The university has been in turmoil for several weeks following its decision not to allow its valedictorian, who is Muslim, to speak at graduation. The university cited security concerns, but the valedictorian, Asna Tabassum, said she believed she was being silenced. A group that supports the U.S.-Israel relationship had said Tabassum “openly traffics antisemitic” rhetoric. USC later canceled its main graduation ceremony altogether, though it will hold a modified celebration this week.

On Sunday, police officers in riot gear entered the campus before dawn, pushing about 25 protesters out of the campus’s metal gates. After the police sweep, the quad was littered with blankets, sweatshirts, coolers, snacks and overturned canopies.

Only a few of the tents were still standing, barricaded by wooden pallets and decorated with messages and Palestinian flags. Signs taped to trees carried messages such as, “every Palestinian has a right to live just like you and I,” and “disclose, divest, defend.”

In recent days, officials had tightened security around the private campus, allowing in only those with a university ID.
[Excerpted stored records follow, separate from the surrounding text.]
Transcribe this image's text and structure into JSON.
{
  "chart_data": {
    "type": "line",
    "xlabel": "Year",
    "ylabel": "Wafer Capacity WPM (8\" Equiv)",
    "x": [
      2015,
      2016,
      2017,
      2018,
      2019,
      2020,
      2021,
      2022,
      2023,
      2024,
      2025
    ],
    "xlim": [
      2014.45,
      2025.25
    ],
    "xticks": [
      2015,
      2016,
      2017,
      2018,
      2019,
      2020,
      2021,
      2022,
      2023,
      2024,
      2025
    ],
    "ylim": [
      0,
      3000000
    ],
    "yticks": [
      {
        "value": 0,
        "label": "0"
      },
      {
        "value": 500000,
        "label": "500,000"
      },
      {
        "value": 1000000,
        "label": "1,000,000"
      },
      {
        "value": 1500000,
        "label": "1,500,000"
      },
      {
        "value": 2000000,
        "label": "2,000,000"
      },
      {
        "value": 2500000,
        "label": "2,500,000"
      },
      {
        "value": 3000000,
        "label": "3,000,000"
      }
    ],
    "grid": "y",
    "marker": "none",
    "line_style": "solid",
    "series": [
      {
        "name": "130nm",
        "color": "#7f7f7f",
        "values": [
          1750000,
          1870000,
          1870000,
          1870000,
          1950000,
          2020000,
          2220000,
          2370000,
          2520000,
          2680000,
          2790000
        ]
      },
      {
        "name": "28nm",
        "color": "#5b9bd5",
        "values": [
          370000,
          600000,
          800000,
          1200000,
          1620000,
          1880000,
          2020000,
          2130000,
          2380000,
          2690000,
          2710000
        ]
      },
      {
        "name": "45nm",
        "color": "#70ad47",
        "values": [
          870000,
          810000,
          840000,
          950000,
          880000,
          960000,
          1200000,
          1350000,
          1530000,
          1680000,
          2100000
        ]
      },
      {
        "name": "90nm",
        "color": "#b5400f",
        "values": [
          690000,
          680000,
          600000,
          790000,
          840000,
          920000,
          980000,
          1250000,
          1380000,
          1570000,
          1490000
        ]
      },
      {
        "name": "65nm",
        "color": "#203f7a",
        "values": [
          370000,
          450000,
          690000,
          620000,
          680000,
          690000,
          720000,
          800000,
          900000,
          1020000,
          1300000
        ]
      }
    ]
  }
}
USC President Carol Folt said in a message to students and others Friday that “there must be consequences” when people flout campus rules. She said the university had started the disciplinary process for people who had violated laws or campus policies.

Folt said that although the university valued freedom of expression, the protest had reached a tipping point.

“Free speech and assembly do not include the right to obstruct equal access to campus, damage property, or foment harassment, violence and threats,” Folt wrote. “Nor is anyone entitled to obstruct the normal functions of our university, including commencement.”

Protesters viewed the police operation Sunday as an unnecessary escalation. Among the demonstrators’ demands are that the university call for a cease-fire in the war between Israel and Hamas, detail its investments and divest from companies that they view as enabling “Israel and U.S. colonialism, apartheid, genocide and violence.”

USC’s move to clear the protest encampment comes as UCLA continues to face scrutiny over its handling of protests. Police officers did not intervene for hours at that campus last week as a group of counterprotesters — many of whom wore pro-Israel slogans on their clothing — attacked a pro-Palestinian encampment. The next night, the police arrested about 200 people at the protest there.